How? Its how many many many businesses do, well, business. There is ALWAYS going to be different tiers with different price ranges. The label is just that , a label.
 
Whilst I hate the UK price I'm thinking that.....


Superdrive, 40gb more HDD, better Chipset (inc DDR3 memory, faster bus and NVIDIA Graphics), FireWire800 and 5 USB ports.


....is probably worth £100 extra.

...provided the original Mini was good value for money, which it was not. It was twice the price already of similar small form factor desktops like the Atom based Eee Box and had a comparable price tag coupled with less connectivity when compared to the direct competition, such as Dell's Hybrid Desktop, which already had X3100 graphics (not that they're great, admittedly, but they're still better than the crappy 950 that the Mini had), 2Gb memory standard, a 250Gb hard drive, and support for dual displays with a FULL SIZE DVI port and HDMI as well. Oh, and separate audio outputs for analogue and TOSLINK.

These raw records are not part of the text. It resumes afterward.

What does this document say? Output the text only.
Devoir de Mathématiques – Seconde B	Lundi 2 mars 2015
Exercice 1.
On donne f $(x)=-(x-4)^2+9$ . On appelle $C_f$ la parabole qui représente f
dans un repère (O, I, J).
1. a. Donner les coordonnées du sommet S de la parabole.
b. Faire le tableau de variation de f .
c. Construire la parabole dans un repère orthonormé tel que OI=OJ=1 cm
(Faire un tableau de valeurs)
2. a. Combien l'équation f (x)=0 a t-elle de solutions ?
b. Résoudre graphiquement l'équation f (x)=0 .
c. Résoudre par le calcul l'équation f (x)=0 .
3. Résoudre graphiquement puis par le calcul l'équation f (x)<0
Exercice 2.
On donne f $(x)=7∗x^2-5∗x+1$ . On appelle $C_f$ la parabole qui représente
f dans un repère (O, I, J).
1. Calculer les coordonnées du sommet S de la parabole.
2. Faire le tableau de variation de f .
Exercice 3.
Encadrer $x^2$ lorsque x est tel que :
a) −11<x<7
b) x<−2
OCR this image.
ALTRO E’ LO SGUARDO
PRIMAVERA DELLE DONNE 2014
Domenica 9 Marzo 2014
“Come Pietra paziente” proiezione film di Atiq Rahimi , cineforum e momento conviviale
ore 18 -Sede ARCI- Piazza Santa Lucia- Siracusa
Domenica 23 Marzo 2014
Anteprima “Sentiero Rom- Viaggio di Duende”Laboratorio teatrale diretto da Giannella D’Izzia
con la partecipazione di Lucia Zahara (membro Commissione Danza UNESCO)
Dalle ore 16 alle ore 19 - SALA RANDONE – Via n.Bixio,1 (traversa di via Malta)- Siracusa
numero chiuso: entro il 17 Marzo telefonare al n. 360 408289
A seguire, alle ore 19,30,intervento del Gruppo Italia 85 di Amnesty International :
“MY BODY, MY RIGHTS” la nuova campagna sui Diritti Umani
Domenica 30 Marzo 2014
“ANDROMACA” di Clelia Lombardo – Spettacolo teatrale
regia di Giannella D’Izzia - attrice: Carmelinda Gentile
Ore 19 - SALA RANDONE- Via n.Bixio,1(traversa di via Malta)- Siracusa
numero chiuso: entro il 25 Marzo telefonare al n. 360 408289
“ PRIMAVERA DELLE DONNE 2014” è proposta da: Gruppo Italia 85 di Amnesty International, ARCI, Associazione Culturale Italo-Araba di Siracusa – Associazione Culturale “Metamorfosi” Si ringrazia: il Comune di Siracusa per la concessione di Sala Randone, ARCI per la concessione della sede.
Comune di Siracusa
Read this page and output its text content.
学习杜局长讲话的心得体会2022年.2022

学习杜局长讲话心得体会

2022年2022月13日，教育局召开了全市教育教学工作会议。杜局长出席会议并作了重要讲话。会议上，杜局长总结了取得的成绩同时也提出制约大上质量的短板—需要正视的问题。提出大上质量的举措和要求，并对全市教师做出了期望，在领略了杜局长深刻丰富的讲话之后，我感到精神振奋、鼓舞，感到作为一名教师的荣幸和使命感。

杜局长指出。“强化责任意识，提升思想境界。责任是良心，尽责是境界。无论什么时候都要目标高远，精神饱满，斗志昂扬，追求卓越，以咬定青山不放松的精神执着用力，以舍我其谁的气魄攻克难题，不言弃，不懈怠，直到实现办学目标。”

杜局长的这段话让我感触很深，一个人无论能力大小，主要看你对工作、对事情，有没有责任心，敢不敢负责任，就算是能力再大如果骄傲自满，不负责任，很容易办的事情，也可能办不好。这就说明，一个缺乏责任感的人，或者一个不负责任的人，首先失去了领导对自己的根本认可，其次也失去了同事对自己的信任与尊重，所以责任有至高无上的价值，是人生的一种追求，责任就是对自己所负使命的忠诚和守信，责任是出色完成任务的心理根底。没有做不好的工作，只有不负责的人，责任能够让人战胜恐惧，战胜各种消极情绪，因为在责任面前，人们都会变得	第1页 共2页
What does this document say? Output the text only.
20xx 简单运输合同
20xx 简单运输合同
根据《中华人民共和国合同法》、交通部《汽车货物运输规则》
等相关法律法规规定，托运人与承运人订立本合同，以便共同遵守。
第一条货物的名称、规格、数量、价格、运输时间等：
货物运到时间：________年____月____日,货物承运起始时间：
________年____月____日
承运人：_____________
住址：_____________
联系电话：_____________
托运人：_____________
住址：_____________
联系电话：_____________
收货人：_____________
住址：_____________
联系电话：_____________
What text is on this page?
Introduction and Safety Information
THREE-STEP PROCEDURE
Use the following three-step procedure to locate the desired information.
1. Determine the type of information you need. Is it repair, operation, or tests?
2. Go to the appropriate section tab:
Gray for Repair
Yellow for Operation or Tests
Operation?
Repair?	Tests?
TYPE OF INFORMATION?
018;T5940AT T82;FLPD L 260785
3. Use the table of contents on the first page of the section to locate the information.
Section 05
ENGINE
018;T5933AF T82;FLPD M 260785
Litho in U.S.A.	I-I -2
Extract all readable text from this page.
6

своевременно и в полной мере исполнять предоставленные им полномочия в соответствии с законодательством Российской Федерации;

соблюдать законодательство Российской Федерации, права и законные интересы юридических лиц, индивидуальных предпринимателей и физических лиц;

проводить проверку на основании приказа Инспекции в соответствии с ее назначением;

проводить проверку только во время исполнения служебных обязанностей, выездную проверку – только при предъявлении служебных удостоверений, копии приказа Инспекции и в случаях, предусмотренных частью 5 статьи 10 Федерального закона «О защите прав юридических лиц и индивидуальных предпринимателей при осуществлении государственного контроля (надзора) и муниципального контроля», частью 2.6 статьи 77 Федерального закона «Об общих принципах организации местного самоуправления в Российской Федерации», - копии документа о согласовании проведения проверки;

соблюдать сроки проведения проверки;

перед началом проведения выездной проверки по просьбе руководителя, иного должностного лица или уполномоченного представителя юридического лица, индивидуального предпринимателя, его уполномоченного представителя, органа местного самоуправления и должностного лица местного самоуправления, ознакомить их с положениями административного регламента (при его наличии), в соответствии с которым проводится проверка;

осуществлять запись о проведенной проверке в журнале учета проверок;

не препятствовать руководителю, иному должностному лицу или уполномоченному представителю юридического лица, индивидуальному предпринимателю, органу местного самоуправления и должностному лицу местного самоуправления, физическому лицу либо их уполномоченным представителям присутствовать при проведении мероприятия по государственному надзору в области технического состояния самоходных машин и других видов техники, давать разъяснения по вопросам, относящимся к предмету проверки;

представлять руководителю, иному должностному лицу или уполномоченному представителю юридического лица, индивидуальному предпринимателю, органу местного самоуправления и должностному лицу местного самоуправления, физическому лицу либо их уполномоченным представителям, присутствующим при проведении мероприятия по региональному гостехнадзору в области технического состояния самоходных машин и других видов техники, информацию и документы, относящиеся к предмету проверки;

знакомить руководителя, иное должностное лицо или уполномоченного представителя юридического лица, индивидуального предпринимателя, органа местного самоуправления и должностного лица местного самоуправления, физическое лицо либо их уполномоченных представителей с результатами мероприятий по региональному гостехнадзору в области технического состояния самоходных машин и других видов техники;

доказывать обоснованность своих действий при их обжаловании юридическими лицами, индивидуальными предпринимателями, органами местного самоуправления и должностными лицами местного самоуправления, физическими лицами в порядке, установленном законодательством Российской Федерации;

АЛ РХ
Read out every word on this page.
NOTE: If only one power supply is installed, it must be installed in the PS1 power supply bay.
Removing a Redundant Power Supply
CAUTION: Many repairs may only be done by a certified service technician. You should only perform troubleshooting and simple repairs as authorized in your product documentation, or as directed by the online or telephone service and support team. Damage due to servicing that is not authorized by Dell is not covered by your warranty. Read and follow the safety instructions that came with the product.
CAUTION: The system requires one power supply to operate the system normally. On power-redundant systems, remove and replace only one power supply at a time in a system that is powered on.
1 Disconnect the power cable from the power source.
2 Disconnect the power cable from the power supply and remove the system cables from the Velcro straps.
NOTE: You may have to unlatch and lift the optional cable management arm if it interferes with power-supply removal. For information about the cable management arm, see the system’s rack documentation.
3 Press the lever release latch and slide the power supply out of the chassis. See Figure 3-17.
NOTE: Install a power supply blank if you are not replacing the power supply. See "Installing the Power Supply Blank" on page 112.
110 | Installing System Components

And even they were / are overpriced.

I'm glad the Mini now has some reasonable specs for what could be a great all round home computer, but the price tag attached to it is ridiculous.
 
I don't care how awesome they are, they're still sharing memory. How hard is it to dedicate a 512MB chip to a GPU? :mad:

I hear ya... the more I look at it the more I'm similarly shocked they didn't include a better discrete card. Only the iMac "Lab Edition" for schools had an integrated chip up until this point. Granted, the new models will likely utilize OpenCL once Snow Leopard comes out, but yeah, color me underwhelmed as well...

Don't FW800 to FW400 adapters work?

There's a legitimate complaint to be made if someone needs to use 400 and 800 devices simultaneously, as a 400 device will drag the whole bus down to 400 speed. Apple could have addressed this by simply including a second port, but alas.
 
I don't understand

I can understand some of the complaints in this thread with the new price differences.

However, what I don't understand is that we've all been following the rumors for the past 3 months, as far as what nVidia chip may be used, and I don't recall hearing any complaints (in reference to the iMac). Then today Apple releases the iMac with that chip and people act like Apple pissed in their cheerios.

As for me personally...I'll probably buy an iMac a few months down the road. Just debating if I should hold off until Snow Leopard is released/announced.
 
Where did I say you should buy a Mac Pro?
Because that is the ONLY option. There is nothing in-between. Like I had said before, it is a bad design that can easily be remedied.

Yes the 1% is an off the cuff guess, but my reasoning behind my statement still stands. Why would apple put money into something that the vast majority of users won't use or care about?
Because it is a low-cost solution. Combining the outputs with not ability to split them apart is a mark of poor design. To make the mistake once is excusable, but to repeat it as if they "got it right the first time" is pure laziness.

This is talking from a business perspective, not my own.Also, you know apple hates having to pay for licenses when they dont have to.
What licenses? They already HAVE Toslink! It's just combined with the headphone output. Perhaps you don't understand that because you haven't used it (I can understand that, it took me a while to figure out). You can plug headphones into the 1/8" jack, or you can plug an 1/8" adapter to Toslink square for digital audio... but you cannot plug both, nor is there a splitter available. That's my beef.